In the last few years there have been a number of studies that implicate poor sleep in many disease states: type II diabetes, hypertension, cardiovascular disease, cancer, and impaired immune function. What is interesting is that sleep is one of our 6 Essential Choices, which can be highly affected when we create SEMO (Sub-Conscious Emotional Memory Override). In this state we over balance into the sympathetic portion of the neuro-hormonal axis, creating fight/flight physiology. This is counter productive to rest, recovery, detoxification and rebuilding.
At the University of Chicago, Van Cauter et al, in the course of 4 studies demonstrated that sleep depravation, night after night, creates a hormonal release stimulating appetites to rise. There was a 24% increase in appetite for junk food (bread, pasta, chips, cookies, pizza, cake, etc.). This is not surprising since fight/flight physiology is dependant upon quick energy release. They not only found the appetite for junk food increased but their bodies did not process glucose efficiently. As glucose builds up in the blood the body secretes more insulin to bring the sugar into the cells. As this cycle continues, the cell walls become RESISTANT to insulin. Thus the glucose can not get into the cell effectively and begins to create the symptoms associated with type II diabetes. Excess insulin is also a signal to the body to store fat.
Also of note, is that with sleep depravation the stress hormone cortisol begins to increase in the evening; along with a double spike of growth hormone. The researchers beleive these are other factors which affect insulin metabolism negatively. Van Cauter states that after prolongued sleep deprivation we loose the ability to tell when we need sleep. There are many more functions that can become altered.
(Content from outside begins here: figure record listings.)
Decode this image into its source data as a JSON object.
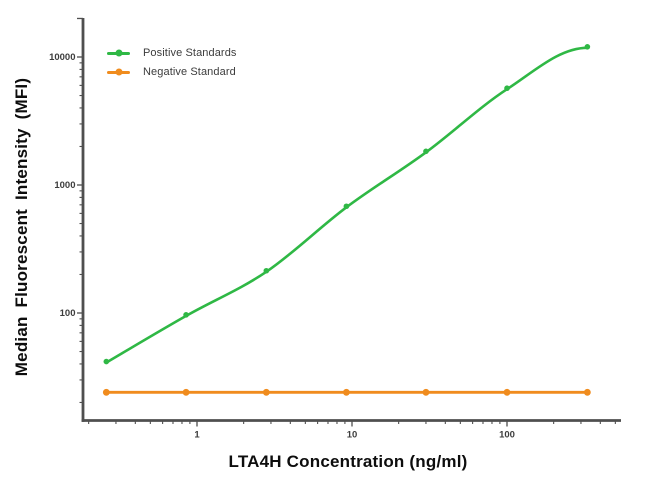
{
  "chart_data": {
    "type": "line",
    "title": "",
    "xlabel": "LTA4H Concentration (ng/ml)",
    "ylabel": "Median Fluorescent Intensity  (MFI)",
    "x_scale": "log",
    "y_scale": "log",
    "xlim": [
      0.18,
      540
    ],
    "ylim": [
      14.5,
      20000
    ],
    "x_ticks": [
      1,
      10,
      100
    ],
    "y_ticks": [
      100,
      1000,
      10000
    ],
    "y_axis_end_tick": 20000,
    "grid": false,
    "legend_position": "top-left-inside",
    "axis_color": "#4f4f4f",
    "tick_label_color": "#3d3d3d",
    "background_color": "#ffffff",
    "series": [
      {
        "name": "Positive Standards",
        "color": "#2fb845",
        "marker": "dot",
        "curve_style": "smooth-sigmoid",
        "x": [
          0.26,
          0.85,
          2.8,
          9.2,
          30,
          100,
          330
        ],
        "y": [
          41,
          95,
          210,
          670,
          1800,
          5600,
          11800
        ]
      },
      {
        "name": "Negative Standard",
        "color": "#f08c1e",
        "marker": "dot",
        "curve_style": "flat-line",
        "x": [
          0.26,
          0.85,
          2.8,
          9.2,
          30,
          100,
          330
        ],
        "y": [
          24,
          24,
          24,
          24,
          24,
          24,
          24
        ]
      }
    ]
  }
}
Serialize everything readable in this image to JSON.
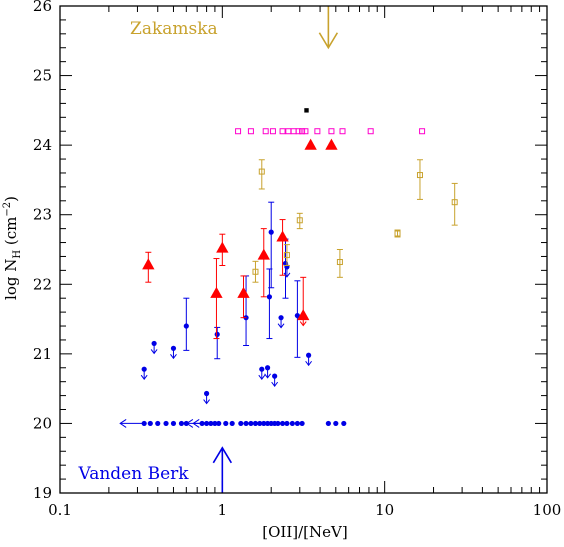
{
  "chart_data": {
    "type": "scatter",
    "xlabel": "[OII]/[NeV]",
    "ylabel_main": "log N",
    "ylabel_sub": "H",
    "ylabel_unit": "(cm",
    "ylabel_exp": "−2",
    "ylabel_close": ")",
    "xscale": "log",
    "xlim": [
      0.1,
      100
    ],
    "ylim": [
      19,
      26
    ],
    "xticks": [
      {
        "value": 0.1,
        "label": "0.1"
      },
      {
        "value": 1,
        "label": "1"
      },
      {
        "value": 10,
        "label": "10"
      },
      {
        "value": 100,
        "label": "100"
      }
    ],
    "yticks": [
      {
        "value": 19,
        "label": "19"
      },
      {
        "value": 20,
        "label": "20"
      },
      {
        "value": 21,
        "label": "21"
      },
      {
        "value": 22,
        "label": "22"
      },
      {
        "value": 23,
        "label": "23"
      },
      {
        "value": 24,
        "label": "24"
      },
      {
        "value": 25,
        "label": "25"
      },
      {
        "value": 26,
        "label": "26"
      }
    ],
    "grid": false,
    "annotations": [
      {
        "text": "Zakamska",
        "color": "#c8a22d",
        "arrow_x": 4.5,
        "arrow_from": 26,
        "arrow_to": 25.4,
        "label_x": 0.27,
        "label_y": 25.6
      },
      {
        "text": "Vanden Berk",
        "color": "#0000e6",
        "arrow_x": 1.0,
        "arrow_from": 19,
        "arrow_to": 19.65,
        "label_x": 0.13,
        "label_y": 19.2
      }
    ],
    "series": [
      {
        "marker": "circle",
        "color": "#0000e6",
        "points": [
          {
            "x": 0.33,
            "y": 20.78,
            "limit": "upper"
          },
          {
            "x": 0.38,
            "y": 21.15,
            "limit": "upper"
          },
          {
            "x": 0.5,
            "y": 21.08,
            "limit": "upper"
          },
          {
            "x": 0.6,
            "y": 21.4,
            "err": [
              0.35,
              0.4
            ]
          },
          {
            "x": 0.8,
            "y": 20.43,
            "limit": "upper"
          },
          {
            "x": 0.93,
            "y": 21.28,
            "err": [
              0.35,
              0.1
            ]
          },
          {
            "x": 1.4,
            "y": 21.52,
            "err": [
              0.4,
              0.6
            ]
          },
          {
            "x": 1.75,
            "y": 20.78,
            "limit": "upper"
          },
          {
            "x": 1.9,
            "y": 20.8,
            "limit": "upper"
          },
          {
            "x": 1.95,
            "y": 21.82,
            "err": [
              0.6,
              0.4
            ]
          },
          {
            "x": 2.0,
            "y": 22.75,
            "err": [
              0.8,
              0.43
            ]
          },
          {
            "x": 2.1,
            "y": 20.68,
            "limit": "upper"
          },
          {
            "x": 2.3,
            "y": 21.52,
            "limit": "upper"
          },
          {
            "x": 2.45,
            "y": 22.3,
            "err": [
              0.5,
              0.35
            ]
          },
          {
            "x": 2.5,
            "y": 22.25,
            "limit": "upper"
          },
          {
            "x": 2.9,
            "y": 21.55,
            "err": [
              0.6,
              0.5
            ]
          },
          {
            "x": 3.4,
            "y": 20.98,
            "limit": "upper"
          },
          {
            "x": 0.33,
            "y": 20.0
          },
          {
            "x": 0.36,
            "y": 20.0
          },
          {
            "x": 0.4,
            "y": 20.0
          },
          {
            "x": 0.45,
            "y": 20.0
          },
          {
            "x": 0.5,
            "y": 20.0
          },
          {
            "x": 0.56,
            "y": 20.0
          },
          {
            "x": 0.6,
            "y": 20.0
          },
          {
            "x": 0.75,
            "y": 20.0
          },
          {
            "x": 0.8,
            "y": 20.0
          },
          {
            "x": 0.85,
            "y": 20.0
          },
          {
            "x": 0.9,
            "y": 20.0
          },
          {
            "x": 0.95,
            "y": 20.0
          },
          {
            "x": 1.05,
            "y": 20.0
          },
          {
            "x": 1.15,
            "y": 20.0
          },
          {
            "x": 1.3,
            "y": 20.0
          },
          {
            "x": 1.4,
            "y": 20.0
          },
          {
            "x": 1.5,
            "y": 20.0
          },
          {
            "x": 1.6,
            "y": 20.0
          },
          {
            "x": 1.7,
            "y": 20.0
          },
          {
            "x": 1.8,
            "y": 20.0
          },
          {
            "x": 1.9,
            "y": 20.0
          },
          {
            "x": 2.0,
            "y": 20.0
          },
          {
            "x": 2.1,
            "y": 20.0
          },
          {
            "x": 2.2,
            "y": 20.0
          },
          {
            "x": 2.35,
            "y": 20.0
          },
          {
            "x": 2.5,
            "y": 20.0
          },
          {
            "x": 2.7,
            "y": 20.0
          },
          {
            "x": 2.9,
            "y": 20.0
          },
          {
            "x": 3.1,
            "y": 20.0
          },
          {
            "x": 4.5,
            "y": 20.0
          },
          {
            "x": 5.0,
            "y": 20.0
          },
          {
            "x": 5.6,
            "y": 20.0
          }
        ],
        "left_arrows": [
          {
            "x": 0.33,
            "y": 20.0
          },
          {
            "x": 0.85,
            "y": 20.0
          },
          {
            "x": 0.93,
            "y": 20.0
          }
        ]
      },
      {
        "marker": "triangle",
        "color": "#ff0000",
        "points": [
          {
            "x": 0.35,
            "y": 22.28,
            "err": [
              0.25,
              0.18
            ]
          },
          {
            "x": 0.92,
            "y": 21.87,
            "err": [
              0.65,
              0.5
            ]
          },
          {
            "x": 1.0,
            "y": 22.52,
            "err": [
              0.25,
              0.2
            ]
          },
          {
            "x": 1.35,
            "y": 21.87,
            "err": [
              0.35,
              0.25
            ]
          },
          {
            "x": 1.8,
            "y": 22.42,
            "err": [
              0.6,
              0.38
            ]
          },
          {
            "x": 2.35,
            "y": 22.68,
            "err": [
              0.55,
              0.25
            ]
          },
          {
            "x": 3.15,
            "y": 21.55,
            "err": [
              0.0,
              0.55
            ],
            "limit": "upper"
          },
          {
            "x": 3.5,
            "y": 24.0
          },
          {
            "x": 4.7,
            "y": 24.0
          }
        ]
      },
      {
        "marker": "open-square",
        "color": "#c8a22d",
        "points": [
          {
            "x": 1.6,
            "y": 22.18,
            "err": [
              0.15,
              0.15
            ]
          },
          {
            "x": 1.75,
            "y": 23.62,
            "err": [
              0.25,
              0.17
            ]
          },
          {
            "x": 2.5,
            "y": 22.42,
            "err": [
              0.15,
              0.15
            ]
          },
          {
            "x": 3.0,
            "y": 22.92,
            "err": [
              0.12,
              0.1
            ]
          },
          {
            "x": 5.3,
            "y": 22.32,
            "err": [
              0.22,
              0.18
            ]
          },
          {
            "x": 12.0,
            "y": 22.73,
            "err": [
              0.05,
              0.05
            ]
          },
          {
            "x": 16.5,
            "y": 23.57,
            "err": [
              0.35,
              0.22
            ]
          },
          {
            "x": 27.0,
            "y": 23.18,
            "err": [
              0.33,
              0.27
            ]
          }
        ]
      },
      {
        "marker": "open-square",
        "color": "#ff00cc",
        "points": [
          {
            "x": 1.25,
            "y": 24.2
          },
          {
            "x": 1.5,
            "y": 24.2
          },
          {
            "x": 1.85,
            "y": 24.2
          },
          {
            "x": 2.05,
            "y": 24.2
          },
          {
            "x": 2.35,
            "y": 24.2
          },
          {
            "x": 2.55,
            "y": 24.2
          },
          {
            "x": 2.75,
            "y": 24.2
          },
          {
            "x": 2.95,
            "y": 24.2
          },
          {
            "x": 3.1,
            "y": 24.2
          },
          {
            "x": 3.25,
            "y": 24.2
          },
          {
            "x": 3.85,
            "y": 24.2
          },
          {
            "x": 4.7,
            "y": 24.2
          },
          {
            "x": 5.5,
            "y": 24.2
          },
          {
            "x": 8.2,
            "y": 24.2
          },
          {
            "x": 17.0,
            "y": 24.2
          }
        ]
      },
      {
        "marker": "filled-square",
        "color": "#000000",
        "points": [
          {
            "x": 3.3,
            "y": 24.5
          }
        ]
      }
    ]
  }
}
The key is awareness. Become aware of your 6 Essential Choices and begin to change. Willingness to change, learning and growing are the hallmarks of a healthy human being.
Here’s some clues:
1. Most experts agree (both current and past) that being in bed by 10 pm is a good target.
2. Keep light and electronics out of or at a minumum (turn off if possible) in your bedroom.
3. If you of your spouse snores: consider breathe right nasal strips
4. Change your diet: keep evening meals to light protein and veggies. Skip the junk, dairy & wheat that create congestion.
5. Cut back on Alcohol
6. Get exercise during the day
7. Get a Bio Energetic Synchronization Technique (B.E.S.T.) treatment minimum once a month to create a well balced energy field and autonomic nervous system.